I recommend removing some of the abilities at 1st level. Between 11 cantrips, 1st level spells, scribe scroll, your passive specialization, and your active specialization, new Wizards will have a lot to grok. I'd prefer to see some of that spread across the early levels.
On that topic, you could leave the passive at level 1 and move the immediate action to level 2. I think this would be nice.
Also on that topic, you could make Scribe Scroll an Arcana.
Illustion (17th) could be written as: Creatures cannot see through your illusions with magical abilities, such as true seeing

Elves
2020-06-07, 12:19 PM
Thanks for the feedback.


On that topic, you could leave the passive at level 1 and move the immediate action to level 2. I think this would be nice.
Problematic because most of them are 1/2 wizard level or only apply to things that happen at higher levels (like dispels, animate dead).


Also on that topic, you could make Scribe Scroll an Arcana.
Yeah, Scribe Scroll is the thing I'd be most inclined to remove as it adds a whole little subsystem of GP/XP for bonus spell slots.


Illustion (17th) could be written as: Creatures cannot see through your illusions with magical abilities, such as true seeing
Blanket immunity is too much imo, added this:

"False Seeing: True seeing doesn’t let creatures automatically see through your illusions; instead, it grants a +8 insight bonus on saves against them.

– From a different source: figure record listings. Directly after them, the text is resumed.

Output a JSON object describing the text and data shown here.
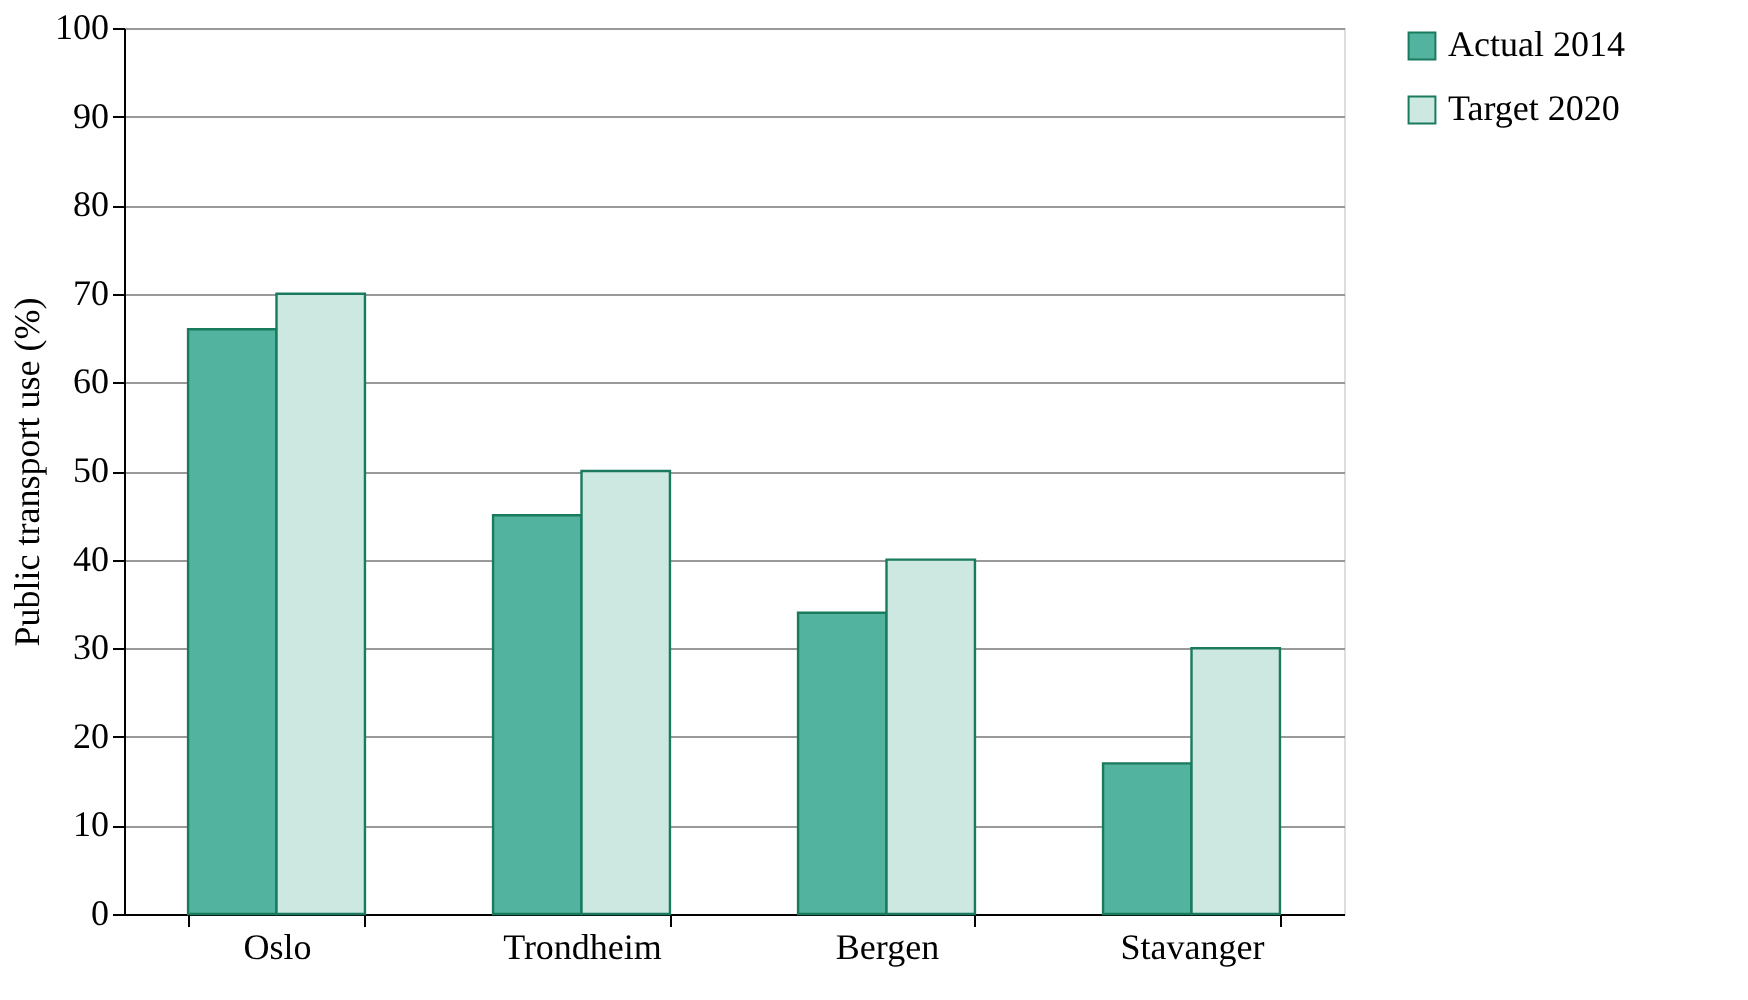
{
  "chart_data": {
    "type": "bar",
    "ylabel": "Public transport use (%)",
    "categories": [
      "Oslo",
      "Trondheim",
      "Bergen",
      "Stavanger"
    ],
    "series": [
      {
        "name": "Actual 2014",
        "color": "#52b39e",
        "values": [
          66,
          45,
          34,
          17
        ]
      },
      {
        "name": "Target 2020",
        "color": "#cde8e0",
        "values": [
          70,
          50,
          40,
          30
        ]
      }
    ],
    "ylim": [
      0,
      100
    ],
    "yticks": [
      0,
      10,
      20,
      30,
      40,
      50,
      60,
      70,
      80,
      90,
      100
    ],
    "grid": "y",
    "legend": "right"
  }
}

It still lets creatures see through your invisibility spells."

Just to Browse
2020-06-09, 09:17 PM
It doesn't look like there are too many 1/2-level scalings at the low levels, and I don't think I see any that would really struggle if they were moved a little higher in the level progression.

Fair point on False Seeing.

A thought on Enchanter's 2nd level ability. A good number of the SoD spells depend on HD (geas, sleep, daze), which isn't that useful later on. How about increasing HD caps (or overriding HD caps) on enchantment spells & effects? I think existing HD cap + 1/2 level wouldn't be so bad, though it would be pretty limited. Later on you'll still be eschewing HD-based effects for dominate person and whatnot anyways.

Elves
2020-06-09, 09:41 PM
Dope idea, adding.

smetzger
2020-06-12, 03:07 PM
Why not a Sorcerer but pair down the list of spell choices?
You could do several different 'flavors'...
Like fire, cold, electric, etc.

Limit the spell choices to match the theme, don't include 'trap' spells, don't include overly complicated spells or easily abused spells (Polymorph).
You could also include non arcane spells. Call Lightning for the Electric Sorcerer etc.

Elves
2020-06-12, 05:32 PM
That's the route they went with beguiler, warmage and dread necro. For spontaneous casters, IMO, those classes have too many spell choices at certain levels (they say people can hold 5 to 9 items in short term memory, sorcerer is at the low end of that and maybe feels too limited sometimes, but shouldn't exceed 8-9 per level), but that's very easy to change if you want to.

But the point of this edit is not to totally change wizard, just to create a simplified, build-a-bear experience for it.

I don't see any point to a sorcerer edit. Maybe to add class features. TBH, if I did a sorcerer edit it would probably be to make it more like warlock with at-wills. Or not based on daily abilities at any rate.